Poster-sized pictures of Saddam that once covered it have been replaced with militia flags and pictures of militia leaders, including Iranian Gen Qassem Soleimani, who advises the militias.

Militia leaders said IS put up a strong fight for the village, and left many bombs and booby-traps behind, says BBC Middle East correspondent Jim Muir.

But there will be suspicions among many in Iraq’s minority that the tomb was deliberately destroyed by the militias, he says. Their huge involvement in this push into the sensitive heartland has raised fears of sectarian repercussions.  Reuters adds: A remark by US Secretary of State John Kerry that President Bashar al-Assad should be included in negotiations on a Syrian political transition provoked alarm and dismay on Monday among commentators close to Gulf Arab governments opposed to his rule.

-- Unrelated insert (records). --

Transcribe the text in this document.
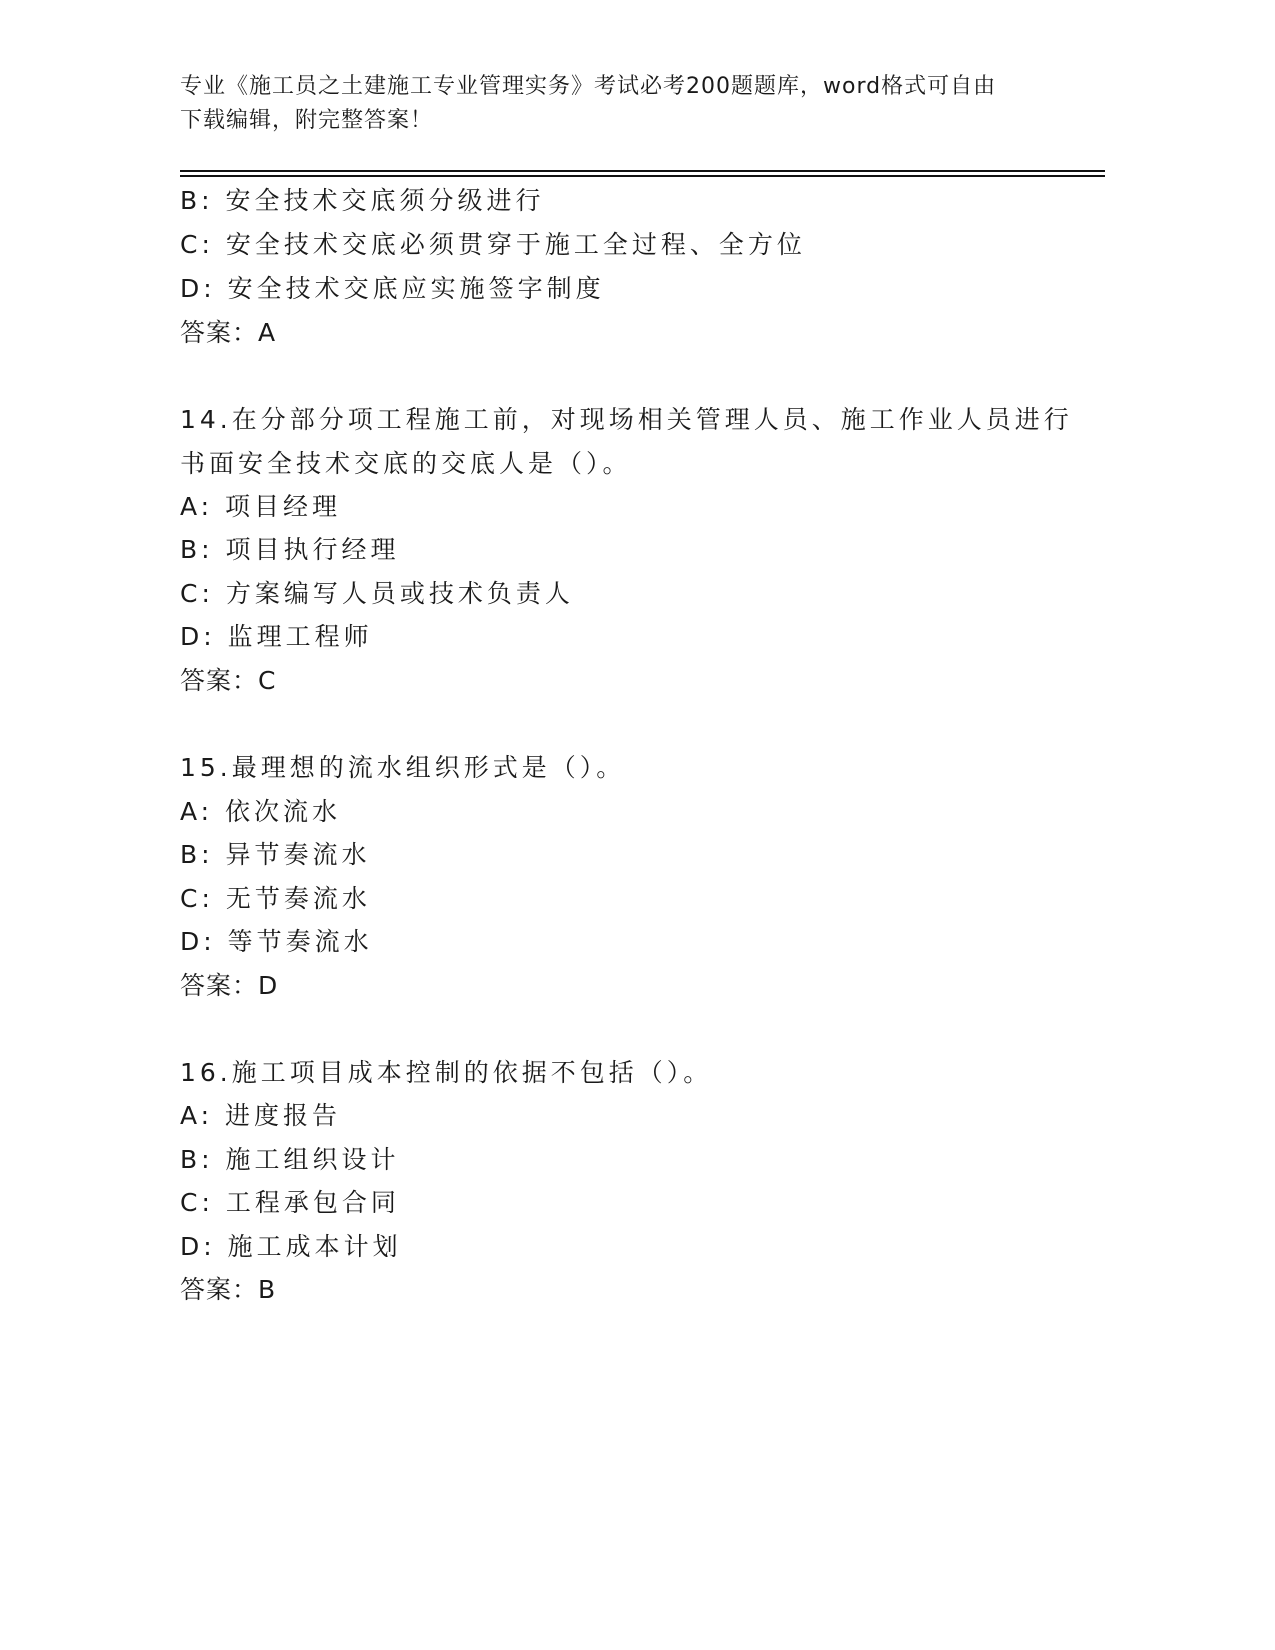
专业《施工员之土建施工专业管理实务》考试必考200题题库，word格式可自由
下载编辑，附完整答案！
B: 安全技术交底须分级进行
C: 安全技术交底必须贯穿于施工全过程、全方位
D: 安全技术交底应实施签字制度
答案：A
14.在分部分项工程施工前，对现场相关管理人员、施工作业人员进行
书面安全技术交底的交底人是（）。
A: 项目经理
B: 项目执行经理
C: 方案编写人员或技术负责人
D: 监理工程师
答案：C
15.最理想的流水组织形式是（）。
A: 依次流水
B: 异节奏流水
C: 无节奏流水
D: 等节奏流水
答案：D
16.施工项目成本控制的依据不包括（）。
A: 进度报告
B: 施工组织设计
C: 工程承包合同
D: 施工成本计划
答案：B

Saudi Arabia, the top oil exporter and main Arab ally of the United States, has long feared that the administration of President Barack Obamalacks the resolve to tackle Assad and that it is instead focusing on a nuclear deal with the Syrian leader’s main supporter Iran.

Although there was no immediate official comment from Riyadh, Saudi analysts with connections to the ruling family and conservative Muslim clerics quickly voiced concern about Kerry’s remarks.

“Bashar has no legitimacy after killing his people and driving 11 million out of their houses. How can you sit down and talk to him and keep him in power? It’s a big joke for us,” said Abdulaziz al-Sager, head of the Gulf Research Centre based in Jeddah and Geneva.

“We have to negotiate in the end,” Kerry said. “We’ve always been willing to negotiate in the context of the Geneva I process,” he added, referring to a 2012 conference which called for a negotiated transition to end the conflict. One major US ally appeared to differ. France said it was sticking to its opposition to talks with Assad, saying these had to include Syrian opposition members and elements of the exiting regime - but not Assad - to pave the way to a unity government.

Other Gulf countries, which like Saudi Arabia have backed Syrian rebels against Assad, worried about Kerry’s remarks.

“The fact that Assad is still in the picture is something we have lived with and accepted as an interim arrangement. If Mr. Kerry was talking about this same interim arrangement - one year or two years until negotiations reach some fruit - we understand,” said Sami al-Faraj, a Kuwaiti adviser to the Gulf Cooperation Council that comprises Gulf Arab states. “But if he means that even after negotiations Assad would stay on, that is unacceptable.”

AFP adds: Turkey on Monday slammed US Secretary of State John Kerry for suggesting negotiations would have to be opened with President Bashar al-Assad to end the conflict in Syria.

Foreign Minister Mevlut Cavusoglu told the state-run Anatolia news agency that all Syria’s current problems, on the fourth anniversary of the start of the conflict in March 2011, were caused by the Assad regime. “What is there to be negotiated with Assad?” Cavusoglu was quoted as saying at the end of his visit to Cambodia.

“You are going to have what negotiations with a regime that has killed over 200,000 people and has used chemical weapons?” he asked.  “Up until now, what result has been reached (with the regime) through negotiations?” he added. He said all parties needed to work for a political “transformation” in Syria.

Meanwhile, a Chechen woman living in the Netherlands has taken her two young children against their father’s will to join the Islamic State group in Syria, in what is believed to be the first such case, prosecutors said on Monday. The unnamed 32-year-old refugee flew with her children, a boy aged eight and a girl aged seven, from Charleroi in Belgium to Athens in November, possibly using false passports after their Dutch father warned police of their imminent departure.

“She is most likely in Syria now. We are probing a kidnapping case,” public prosecution spokeswoman Elsbeth Kleibeuker told AFP, adding that an international detention request had been issued for them.

The Chechen woman and her children, who are Dutch nationals, were photographed as she withdrew cash from a cash machine in Istanbul in mid-December, the Dutch Limburger newspaper reported on Monday.